Copilot’s core use case is inline code completion and chat in the IDE. Token consumption per interaction doesn’t swing as wildly as Codex. The premium request system works well enough, and “300 requests/month” or “1,500 requests/month” gives users a clearer picture of their costs.

That said, Copilot keeps adding agent features — Coding Agent, parallel agents via /fleet, and more. As agents that run autonomously for extended periods become more common, Copilot will face the same problem. A move to token-based billing is a real possibility.

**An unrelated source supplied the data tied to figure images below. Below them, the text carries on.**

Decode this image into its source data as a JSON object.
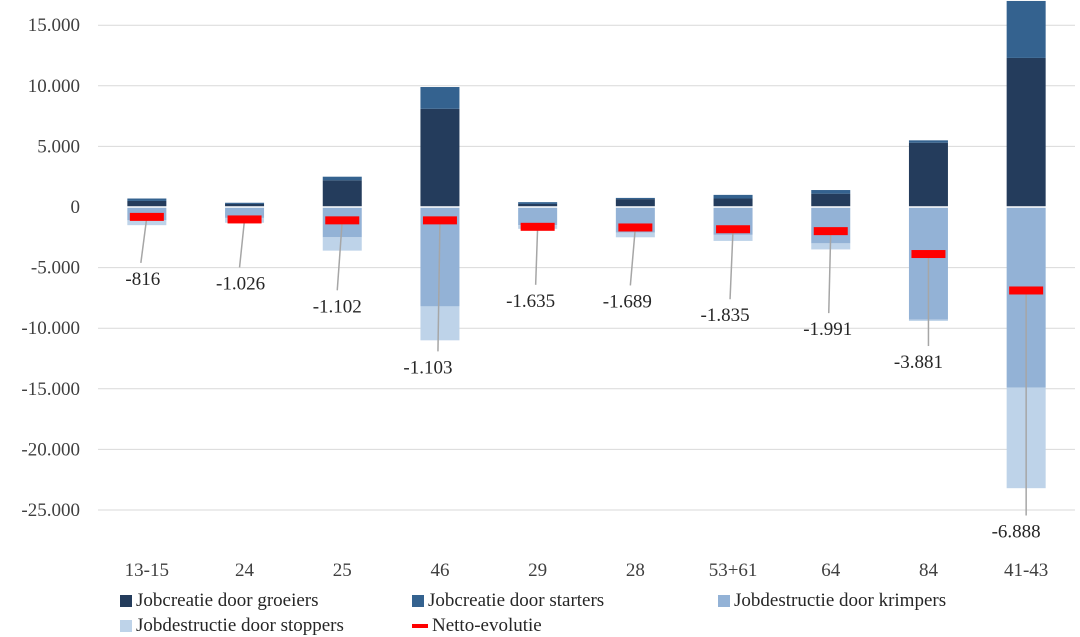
{
  "chart_data": {
    "type": "bar",
    "stacked": true,
    "categories": [
      "13-15",
      "24",
      "25",
      "46",
      "29",
      "28",
      "53+61",
      "64",
      "84",
      "41-43"
    ],
    "ylim": [
      -25000,
      17000
    ],
    "yticks": [
      15000,
      10000,
      5000,
      0,
      -5000,
      -10000,
      -15000,
      -20000,
      -25000
    ],
    "ytick_labels": [
      "15.000",
      "10.000",
      "5.000",
      "0",
      "-5.000",
      "-10.000",
      "-15.000",
      "-20.000",
      "-25.000"
    ],
    "grid": true,
    "legend_position": "bottom",
    "series": [
      {
        "name": "Jobcreatie door groeiers",
        "color": "#243c5c",
        "values": [
          500,
          250,
          2200,
          8100,
          250,
          650,
          700,
          1100,
          5300,
          12300
        ]
      },
      {
        "name": "Jobcreatie door starters",
        "color": "#34628f",
        "values": [
          200,
          100,
          300,
          1800,
          150,
          100,
          300,
          300,
          200,
          4700
        ]
      },
      {
        "name": "Jobdestructie door krimpers",
        "color": "#93b2d6",
        "values": [
          -1100,
          -900,
          -2500,
          -8200,
          -1500,
          -2100,
          -2300,
          -3000,
          -9300,
          -14900
        ]
      },
      {
        "name": "Jobdestructie door stoppers",
        "color": "#bed3e9",
        "values": [
          -400,
          -400,
          -1100,
          -2800,
          -300,
          -400,
          -500,
          -500,
          -100,
          -8300
        ]
      }
    ],
    "net": {
      "name": "Netto-evolutie",
      "color": "#ff0000",
      "values": [
        -816,
        -1026,
        -1102,
        -1103,
        -1635,
        -1689,
        -1835,
        -1991,
        -3881,
        -6888
      ],
      "labels": [
        "-816",
        "-1.026",
        "-1.102",
        "-1.103",
        "-1.635",
        "-1.689",
        "-1.835",
        "-1.991",
        "-3.881",
        "-6.888"
      ]
    }
  }
}
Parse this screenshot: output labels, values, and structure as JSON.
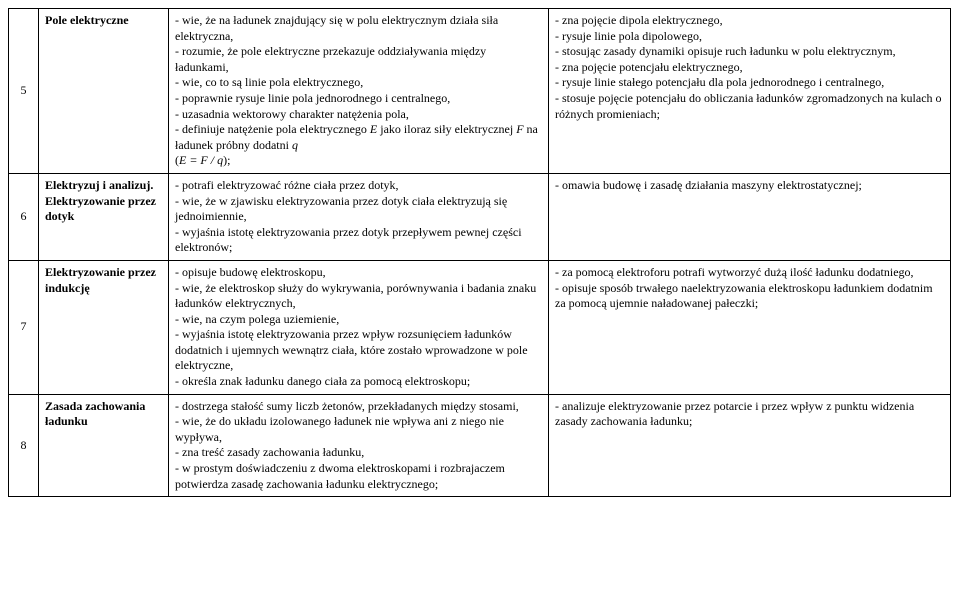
{
  "rows": [
    {
      "num": "5",
      "topic": "Pole elektryczne",
      "topic_bold": true,
      "basic": "- wie, że na ładunek znajdujący się w polu elektrycznym działa siła elektryczna,\n- rozumie, że pole elektryczne przekazuje oddziaływania między ładunkami,\n- wie, co to są linie pola elektrycznego,\n- poprawnie rysuje linie pola jednorodnego i centralnego,\n- uzasadnia wektorowy charakter natężenia pola,\n- definiuje natężenie pola elektrycznego E jako iloraz siły elektrycznej F na ładunek próbny dodatni q\n(E = F / q);",
      "ext": "- zna pojęcie dipola elektrycznego,\n- rysuje linie pola dipolowego,\n- stosując zasady dynamiki opisuje ruch ładunku w polu elektrycznym,\n- zna pojęcie potencjału elektrycznego,\n- rysuje linie stałego potencjału dla pola jednorodnego i centralnego,\n- stosuje pojęcie potencjału do obliczania ładunków zgromadzonych na kulach o różnych promieniach;"
    },
    {
      "num": "6",
      "topic": "Elektryzuj i analizuj.\nElektryzowanie przez dotyk",
      "topic_bold": true,
      "basic": "- potrafi elektryzować różne ciała przez dotyk,\n- wie, że w zjawisku elektryzowania przez dotyk ciała elektryzują się jednoimiennie,\n- wyjaśnia istotę elektryzowania przez dotyk przepływem pewnej części elektronów;",
      "ext": "- omawia budowę i zasadę działania maszyny elektrostatycznej;"
    },
    {
      "num": "7",
      "topic": "Elektryzowanie przez indukcję",
      "topic_bold": true,
      "basic": "- opisuje budowę elektroskopu,\n- wie, że elektroskop służy do wykrywania, porównywania i badania znaku ładunków elektrycznych,\n- wie, na czym polega uziemienie,\n- wyjaśnia istotę elektryzowania przez wpływ rozsunięciem ładunków dodatnich i ujemnych wewnątrz ciała, które zostało wprowadzone w pole elektryczne,\n- określa znak ładunku danego ciała za pomocą elektroskopu;",
      "ext": "- za pomocą elektroforu potrafi wytworzyć dużą ilość ładunku dodatniego,\n- opisuje sposób trwałego naelektryzowania elektroskopu ładunkiem dodatnim za pomocą ujemnie naładowanej pałeczki;"
    },
    {
      "num": "8",
      "topic": "Zasada zachowania ładunku",
      "topic_bold": true,
      "basic": "- dostrzega stałość sumy liczb żetonów, przekładanych między stosami,\n- wie, że do układu izolowanego ładunek nie wpływa ani z niego nie wypływa,\n- zna treść zasady zachowania ładunku,\n- w prostym doświadczeniu z dwoma elektroskopami i rozbrajaczem potwierdza zasadę zachowania ładunku elektrycznego;",
      "ext": "- analizuje elektryzowanie przez potarcie i przez wpływ z punktu widzenia zasady zachowania ładunku;"
    }
  ],
  "merge": {
    "r3_r4_ext_merged": false
  }
}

Three-Way Billing Comparison

A few days later on April 4, Anthropic took the opposite approach — locking third-party harnesses out of Claude Code subscriptions. They restricted subscription-based access and pushed third parties toward API usage-based billing. Lining up all three reveals distinct approaches to billing granularity and direction.

	OpenAI Codex	GitHub Copilot	Anthropic Claude Code
Team	Per-token billing	Premium requests (monthly quota + $0.04 overage)	Subscription flat rate + usage-based for third parties only
Individual	Message quota (legacy)	Premium request quota	Subscription flat rate
Billing Granularity	Per token	Request × multiplier	Subscription or API token
Third Parties	Welcomed	Via Copilot Extensions	Outside subscription, API usage-based
Seat Price Trend	$25 → $20 (reduced)	Unchanged	Unchanged (Max $200)

OpenAI has the finest granularity at the token level, Copilot sits in the middle with request × multiplier, and Anthropic has the coarsest with its subscription-plus-API dual structure. Finer granularity means more cost transparency, but makes monthly bills harder to predict.

While OpenAI pitches “same rate for everyone, pay for what you use” transparency, Anthropic’s structure favors its official client and charges third parties separately. Copilot lands in between, using “premium requests” as an easy-to-understand currency that absorbs cost differences across multiple models.

I’d had a feeling they’d wait until people couldn’t write code without AI before messing with the billing. With 2 million weekly users, dropping “we’re scrapping per-message, going per-token now” — yeah, that tracks. Copilot has the same structural weakness, so they’re probably next.